List of Prompts
Date Posted: 11 Mon 2009
Written by: Vicki Tinsley
What the First Congregational Church Means to Me
I grew up in Detroit Michigan and it was there that I attended a congregational church for a few years when I was a young child. My family wasn’t particularly religious; we attended this church for only a few years. Even so, I have very warm memories of that church; Advent workshops where we made Christmas decorations, a sandbox in my kindergarten room, Sunday school, learning the bible stories that always stay with a young child. I clearly remember reciting the books of the Old and New Testaments and the Twenty-third psalm to the congregation and receiving my 3rd grade bible. It was right after that that things changed in my family and we stopped going to church. I did not attend church again until I came here.

Like many people I came to First Church while looking for a church home. It was 1988, I had just moved to Manchester. My reasons for seeking a church? Frankly, I needed something to do on Sunday mornings because my husband was working midnights and needed the house quiet so he could sleep. Not what I would have called the start of a surprising spiritual journey but that is exactly what it was. Looking back from here I see that there was a definite hole in my life that needed to be filled and God knew it was time to fill it and so in His wisdom, I was lead to this church.

Sunday after Sunday I came to church. I listened to the sermons, I sang the songs, I prayed the prayers, I went to coffee hour, but I can’t say that anything really spoke to me. I felt lost in this big church. It was hard for me to make friends. I didn’t know how to get involved. And I felt kind of like a fish out of water because I didn’t know much about the faith. What I knew about Christianity was stuck in 1963 with the bible lessons I learned in Sunday school.

Then one day John Potter was giving the sermon (I can’t recall what it was about) and he said with great conviction “Jesus loves me, this I know”. It was an odd thing to come out of a sermon but those words jumped right out at me.
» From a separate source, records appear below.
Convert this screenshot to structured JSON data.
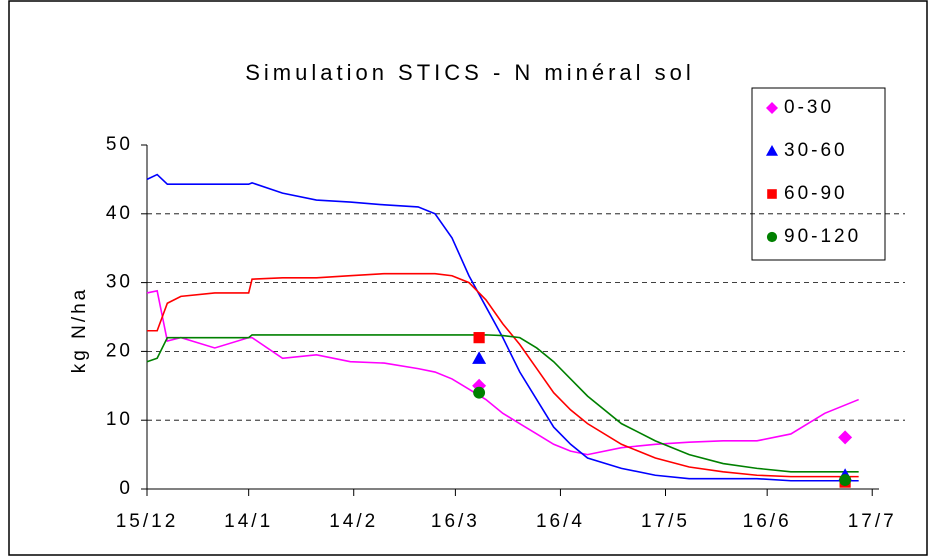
{
  "chart_data": {
    "type": "line",
    "title": "Simulation STICS - N minéral sol",
    "y_label": "kg N/ha",
    "x": [
      0,
      3,
      6,
      10,
      20,
      30,
      31,
      40,
      50,
      60,
      70,
      80,
      85,
      90,
      95,
      100,
      105,
      110,
      115,
      120,
      125,
      130,
      140,
      150,
      160,
      170,
      180,
      190,
      200,
      210
    ],
    "xlim": [
      0,
      216
    ],
    "xticks": [
      {
        "value": 0,
        "label": "15/12"
      },
      {
        "value": 30,
        "label": "14/1"
      },
      {
        "value": 61,
        "label": "14/2"
      },
      {
        "value": 91,
        "label": "16/3"
      },
      {
        "value": 122,
        "label": "16/4"
      },
      {
        "value": 153,
        "label": "17/5"
      },
      {
        "value": 183,
        "label": "16/6"
      },
      {
        "value": 214,
        "label": "17/7"
      }
    ],
    "ylim": [
      0,
      50
    ],
    "yticks": [
      0,
      10,
      20,
      30,
      40,
      50
    ],
    "grid": true,
    "legend": "top-right",
    "obs_x": [
      98,
      206
    ],
    "series": [
      {
        "name": "0-30",
        "color": "#ff00ff",
        "marker": "diamond",
        "values": [
          28.5,
          28.8,
          21.5,
          22,
          20.5,
          22,
          22,
          19,
          19.5,
          18.5,
          18.3,
          17.5,
          17,
          16,
          14.5,
          13,
          11,
          9.5,
          8,
          6.5,
          5.5,
          5,
          6,
          6.5,
          6.8,
          7,
          7,
          8,
          11,
          13
        ],
        "obs_values": [
          15,
          7.5
        ]
      },
      {
        "name": "30-60",
        "color": "#0000ff",
        "marker": "triangle",
        "values": [
          45,
          45.7,
          44.3,
          44.3,
          44.3,
          44.3,
          44.5,
          43,
          42,
          41.7,
          41.3,
          41,
          40,
          36.5,
          31,
          26.5,
          22,
          17,
          13,
          9,
          6.5,
          4.5,
          3,
          2,
          1.5,
          1.5,
          1.5,
          1.2,
          1.2,
          1.2
        ],
        "obs_values": [
          19,
          2
        ]
      },
      {
        "name": "60-90",
        "color": "#ff0000",
        "marker": "square",
        "values": [
          23,
          23,
          27,
          28,
          28.5,
          28.5,
          30.5,
          30.7,
          30.7,
          31,
          31.3,
          31.3,
          31.3,
          31,
          30,
          27.5,
          24,
          21,
          17.5,
          14,
          11.5,
          9.5,
          6.5,
          4.5,
          3.2,
          2.5,
          2,
          1.8,
          1.8,
          1.8
        ],
        "obs_values": [
          22,
          1
        ]
      },
      {
        "name": "90-120",
        "color": "#008000",
        "marker": "circle",
        "values": [
          18.5,
          19,
          22,
          22,
          22,
          22,
          22.4,
          22.4,
          22.4,
          22.4,
          22.4,
          22.4,
          22.4,
          22.4,
          22.4,
          22.4,
          22.3,
          22,
          20.5,
          18.5,
          16,
          13.5,
          9.5,
          7,
          5,
          3.7,
          3,
          2.5,
          2.5,
          2.5
        ],
        "obs_values": [
          14,
          1.3
        ]
      }
    ]
  }
}
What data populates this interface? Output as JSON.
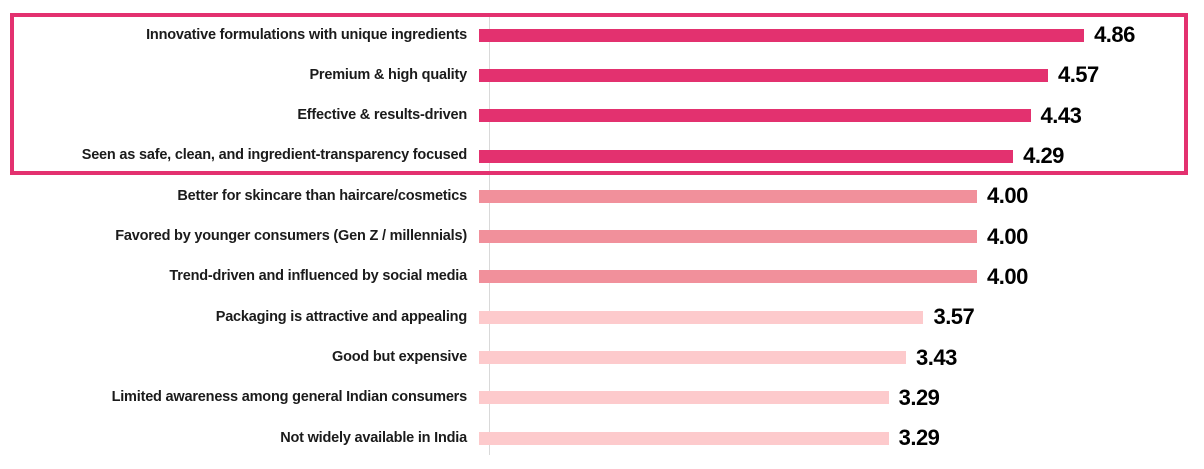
{
  "chart_data": {
    "type": "bar",
    "orientation": "horizontal",
    "title": "",
    "xlabel": "",
    "ylabel": "",
    "xlim": [
      0,
      5.75
    ],
    "grid": false,
    "legend": false,
    "categories": [
      "Innovative formulations with unique ingredients",
      "Premium & high quality",
      "Effective & results-driven",
      "Seen as safe, clean, and ingredient-transparency focused",
      "Better for skincare than haircare/cosmetics",
      "Favored by younger consumers (Gen Z / millennials)",
      "Trend-driven and influenced by social media",
      "Packaging is attractive and appealing",
      "Good but expensive",
      "Limited awareness among general Indian consumers",
      "Not widely available in India"
    ],
    "values": [
      4.86,
      4.57,
      4.43,
      4.29,
      4.0,
      4.0,
      4.0,
      3.57,
      3.43,
      3.29,
      3.29
    ],
    "value_labels": [
      "4.86",
      "4.57",
      "4.43",
      "4.29",
      "4.00",
      "4.00",
      "4.00",
      "3.57",
      "3.43",
      "3.29",
      "3.29"
    ],
    "bar_tiers": [
      "high",
      "high",
      "high",
      "high",
      "mid",
      "mid",
      "mid",
      "low",
      "low",
      "low",
      "low"
    ],
    "tier_colors": {
      "high": "#e3316f",
      "mid": "#f1909b",
      "low": "#fdcacc"
    },
    "value_label_color": "#000000",
    "category_label_color": "#1b1b1b",
    "axis_line_color": "#d9d9d9",
    "highlight": {
      "highlighted_rows": [
        0,
        1,
        2,
        3
      ],
      "border_color": "#e3316f"
    }
  }
}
That was the day my spiritual past and future connected. Jesus did love me. I belonged here. This was the right place to be. That statement was God reintroducing himself to me.

After that I started to get involved with the church. I volunteered in the nursery and when my children were a little older I taught church school. I was hungry to learn more about Christianity and I think I pestered Chris Emerson to distraction with my questions. I participated in the book studies, movies, bible studies, discussions and women’s retreats. The more I learned about Christianity and the more I got to know people in the congregation, the more complete I felt. That hole in my life was filling up.

I came to realize that Christianity is an active religion. The more I participated, the more I knew God and the more I could hear God, who called me for even more participation. I was asked to serve on the nominating board and after that to chair the Outreach Committee. I didn’t know the first thing about church committees, much less how to chair one. At the time I think I really wished that I hadn’t been asked. However I did serve because I wanted to give back to my church that had given me so much. I took more away from those experiences than I gave. I learned a great deal about the church and about the community we serve. And a great deal about myself.

During the time I was on Outreach, I became familiar with the various prison ministries in Manchester. I truly was called, pulled even, to find out more about prison ministry and how I might help out. Again, at first I was a reluctant participant. Frankly I was terrified to go into a prison. I could only imagine what it would be like in there. I was learning to trust God who had so richly rewarded me in my earlier experiences so I followed this lead as well. I began to attend the chapel services at the Goffstown Women’s Prison and volunteer at Shea Farm. Again, I took away so much more than I gave. It was humbling to be able to provide friendship to women who were overcoming such tremendous obstacles in their lives. It was truly a privilege for me to be able to serve that community. God called me again after hurricane Katrina. When I was watching the destruction on tv I knew I had to go there to help. As our group formed at church and our plans were laid to travel to New Orleans that first year I was so afraid that I wouldn’t be able to do the work, that it would be too hot, too physically demanding. But I did go and the work was hard, and it was hot, but it was one of the most spiritually rewarding experiences of my life. The people that we met in New Orleans had been through so much and the little bit of work we were able to do in that city touched so many people. Seeing the resiliency and faith of the people of New Orleans after the hurricane truly showed me that all things are possible with God.

My spiritual journey in this church of course would not be possible were it not for the people. The people I have worked with, worshipped with and formed good friendships with are really the church. Our diversity of ages, political affiliations, professions, and theologies is truly a gift that God has bestowed on First Church so that we may do the work God intended us to do.

I don’t think it’s easy to be a Christian. It takes roll up your sleeves hard work to spread the gospel. It takes getting along with people and learning how to live together in our diversity. Sometimes the bible is difficult to understand. It takes discipline and practice to discern God’s will for our lives. What does First Church mean to me? Christianity calls us to spread the gospel through our works. And that call to me comes through this church. First Church is the place and the people that have challenged me to be a Christian. I take that challenge and I’m proud to say I am a member of the First Congregational Church of Manchester.